Kinderhospize haben eine durchaus andere Handlungsgrundlage und andere Handlungsziele als Hospize für Erwachsene

Gemeinsam ist beiden, dass sie sich an tödliche erkrankte Menschen wenden. Kinderhospiz-MitarbeiterInnen werden zu einem sehr frühen Zeitpunkt der Erkrankung tätig. Ihr Ziel ist es nicht nur, die allerletzte Lebensstrecke für das kranke Kind und seine Familie sinnvoll, würdevoll und erfüllt zu gestalten, sondern sie nehmen ihre Arbeit so früh auf, dass die Familie lange Zeit hat, sich auf das bevorstehende Lebensende des Kindes vorzubereiten.

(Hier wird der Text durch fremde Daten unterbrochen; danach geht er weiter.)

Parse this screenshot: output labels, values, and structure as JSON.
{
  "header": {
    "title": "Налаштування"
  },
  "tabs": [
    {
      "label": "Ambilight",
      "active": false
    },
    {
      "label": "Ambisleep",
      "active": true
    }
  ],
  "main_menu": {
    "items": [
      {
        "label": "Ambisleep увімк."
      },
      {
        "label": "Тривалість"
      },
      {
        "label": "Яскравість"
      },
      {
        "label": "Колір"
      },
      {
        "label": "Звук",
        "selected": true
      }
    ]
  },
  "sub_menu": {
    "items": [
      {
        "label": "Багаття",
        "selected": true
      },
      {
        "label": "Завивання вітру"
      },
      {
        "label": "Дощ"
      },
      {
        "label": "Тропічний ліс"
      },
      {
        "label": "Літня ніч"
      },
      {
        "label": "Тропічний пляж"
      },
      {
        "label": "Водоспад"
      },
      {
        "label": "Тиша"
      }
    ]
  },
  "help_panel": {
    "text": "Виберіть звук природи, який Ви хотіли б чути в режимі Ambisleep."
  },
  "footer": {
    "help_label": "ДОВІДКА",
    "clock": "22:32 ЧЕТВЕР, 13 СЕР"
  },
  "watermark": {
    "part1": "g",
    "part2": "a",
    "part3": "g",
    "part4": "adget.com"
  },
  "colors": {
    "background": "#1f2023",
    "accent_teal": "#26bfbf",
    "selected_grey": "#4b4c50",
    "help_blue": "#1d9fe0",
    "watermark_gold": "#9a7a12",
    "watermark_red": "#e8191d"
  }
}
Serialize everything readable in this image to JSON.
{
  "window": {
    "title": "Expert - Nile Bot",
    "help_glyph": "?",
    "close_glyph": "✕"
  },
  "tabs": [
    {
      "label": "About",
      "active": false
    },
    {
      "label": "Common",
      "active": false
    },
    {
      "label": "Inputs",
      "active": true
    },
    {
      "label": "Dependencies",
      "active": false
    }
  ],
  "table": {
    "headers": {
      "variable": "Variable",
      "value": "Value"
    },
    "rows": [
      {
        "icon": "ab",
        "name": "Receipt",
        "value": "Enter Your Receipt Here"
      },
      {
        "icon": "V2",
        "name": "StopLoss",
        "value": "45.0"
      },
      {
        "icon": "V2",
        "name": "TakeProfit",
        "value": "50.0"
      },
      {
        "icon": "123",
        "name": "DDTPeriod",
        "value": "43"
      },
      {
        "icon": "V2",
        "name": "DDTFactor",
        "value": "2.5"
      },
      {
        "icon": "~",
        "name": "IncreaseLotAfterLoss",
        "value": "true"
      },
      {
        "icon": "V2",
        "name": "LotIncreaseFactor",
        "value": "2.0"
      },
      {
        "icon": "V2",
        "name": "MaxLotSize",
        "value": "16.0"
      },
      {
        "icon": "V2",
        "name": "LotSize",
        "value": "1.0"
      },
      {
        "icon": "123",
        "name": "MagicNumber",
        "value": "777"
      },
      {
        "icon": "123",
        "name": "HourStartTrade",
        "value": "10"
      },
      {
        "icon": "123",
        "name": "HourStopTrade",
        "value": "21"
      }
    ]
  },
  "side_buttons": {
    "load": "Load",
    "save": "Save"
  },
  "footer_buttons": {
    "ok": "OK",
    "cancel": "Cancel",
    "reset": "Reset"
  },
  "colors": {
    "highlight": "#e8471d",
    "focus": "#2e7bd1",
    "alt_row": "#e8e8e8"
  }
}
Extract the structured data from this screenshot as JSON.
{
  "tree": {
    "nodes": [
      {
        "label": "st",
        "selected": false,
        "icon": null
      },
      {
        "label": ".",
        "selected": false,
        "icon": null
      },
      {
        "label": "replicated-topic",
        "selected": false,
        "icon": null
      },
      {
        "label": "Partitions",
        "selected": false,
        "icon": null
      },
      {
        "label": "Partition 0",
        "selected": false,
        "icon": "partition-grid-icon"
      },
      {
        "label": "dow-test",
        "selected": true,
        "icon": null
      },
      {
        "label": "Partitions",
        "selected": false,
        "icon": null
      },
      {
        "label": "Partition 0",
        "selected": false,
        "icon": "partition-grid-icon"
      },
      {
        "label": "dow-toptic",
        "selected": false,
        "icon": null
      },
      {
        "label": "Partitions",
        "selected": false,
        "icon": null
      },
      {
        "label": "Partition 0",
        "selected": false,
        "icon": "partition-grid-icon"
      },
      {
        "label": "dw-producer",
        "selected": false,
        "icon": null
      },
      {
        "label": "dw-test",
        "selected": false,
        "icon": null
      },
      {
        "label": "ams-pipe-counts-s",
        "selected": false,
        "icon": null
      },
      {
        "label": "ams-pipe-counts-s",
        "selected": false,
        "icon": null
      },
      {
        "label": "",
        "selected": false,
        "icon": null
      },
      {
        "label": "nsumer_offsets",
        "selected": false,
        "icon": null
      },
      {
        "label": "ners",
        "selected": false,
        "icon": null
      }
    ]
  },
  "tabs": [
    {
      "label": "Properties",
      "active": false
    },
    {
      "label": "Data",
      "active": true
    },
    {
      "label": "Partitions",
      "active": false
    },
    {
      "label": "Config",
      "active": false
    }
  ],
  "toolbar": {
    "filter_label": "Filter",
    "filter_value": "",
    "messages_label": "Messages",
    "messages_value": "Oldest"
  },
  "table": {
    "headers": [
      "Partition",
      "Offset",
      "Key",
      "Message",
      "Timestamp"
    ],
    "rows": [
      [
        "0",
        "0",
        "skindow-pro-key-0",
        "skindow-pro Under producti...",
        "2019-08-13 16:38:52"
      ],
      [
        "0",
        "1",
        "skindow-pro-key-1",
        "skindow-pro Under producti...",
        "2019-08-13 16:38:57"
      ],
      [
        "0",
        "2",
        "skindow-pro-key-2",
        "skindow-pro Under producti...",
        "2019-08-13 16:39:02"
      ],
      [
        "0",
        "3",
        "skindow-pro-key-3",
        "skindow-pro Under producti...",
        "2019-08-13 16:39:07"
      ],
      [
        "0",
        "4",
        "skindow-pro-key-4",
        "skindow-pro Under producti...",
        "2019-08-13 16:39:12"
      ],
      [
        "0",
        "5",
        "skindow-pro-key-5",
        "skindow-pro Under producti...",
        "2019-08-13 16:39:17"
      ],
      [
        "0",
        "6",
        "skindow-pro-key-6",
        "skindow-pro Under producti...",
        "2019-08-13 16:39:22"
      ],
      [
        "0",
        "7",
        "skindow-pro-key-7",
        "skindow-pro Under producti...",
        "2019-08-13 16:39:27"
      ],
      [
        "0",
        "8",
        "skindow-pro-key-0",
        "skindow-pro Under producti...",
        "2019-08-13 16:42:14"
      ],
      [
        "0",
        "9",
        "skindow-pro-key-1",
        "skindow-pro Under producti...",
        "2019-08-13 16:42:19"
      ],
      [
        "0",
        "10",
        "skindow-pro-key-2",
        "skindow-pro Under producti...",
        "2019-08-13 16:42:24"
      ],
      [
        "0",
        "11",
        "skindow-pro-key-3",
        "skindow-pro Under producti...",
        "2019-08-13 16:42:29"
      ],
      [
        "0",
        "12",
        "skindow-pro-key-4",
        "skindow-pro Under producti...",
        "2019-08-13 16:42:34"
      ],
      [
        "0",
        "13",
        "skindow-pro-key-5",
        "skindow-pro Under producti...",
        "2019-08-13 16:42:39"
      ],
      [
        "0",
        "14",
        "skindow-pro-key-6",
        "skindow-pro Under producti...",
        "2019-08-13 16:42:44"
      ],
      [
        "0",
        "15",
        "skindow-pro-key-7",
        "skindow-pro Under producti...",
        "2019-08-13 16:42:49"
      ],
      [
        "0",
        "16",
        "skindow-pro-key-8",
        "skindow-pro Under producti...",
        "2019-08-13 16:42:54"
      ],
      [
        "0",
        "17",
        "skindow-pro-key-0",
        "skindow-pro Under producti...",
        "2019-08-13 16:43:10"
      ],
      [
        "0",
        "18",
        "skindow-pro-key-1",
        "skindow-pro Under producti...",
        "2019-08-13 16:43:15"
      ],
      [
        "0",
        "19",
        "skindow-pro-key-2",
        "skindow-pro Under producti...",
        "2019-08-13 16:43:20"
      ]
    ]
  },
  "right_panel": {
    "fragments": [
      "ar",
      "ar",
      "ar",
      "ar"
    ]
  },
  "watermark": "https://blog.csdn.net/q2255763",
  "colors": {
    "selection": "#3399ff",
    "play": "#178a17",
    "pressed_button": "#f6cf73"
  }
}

Erst wenn die Eltern die Tatsache des bevorstehenden Todes wirklich begriffen haben, erst dann, so betont John Overton, Direktor des Acorns Children`s Hospice, Birmingham, sei es möglich, mit der eigentlichen Entlastungsarbeit für die Familie zu beginnen:
Wege zu öffnen, dass die Familie auch noch Zeit für sich selbst hat, dass Eltern sich wieder begegnen können, dass die Geschwisterkinder nicht vernachlässigt werden. Was Hospize hier anbieten können ist neben der üblichen lindernden Pflege, Medizin und Beratung, vor allem dies: Erholung, die Möglichkeit für Familien, wieder Kraft zu finden und diesen schwierigen Weg gemeinsam weiterzugehen (vgl. Student: Konzeption, 2004).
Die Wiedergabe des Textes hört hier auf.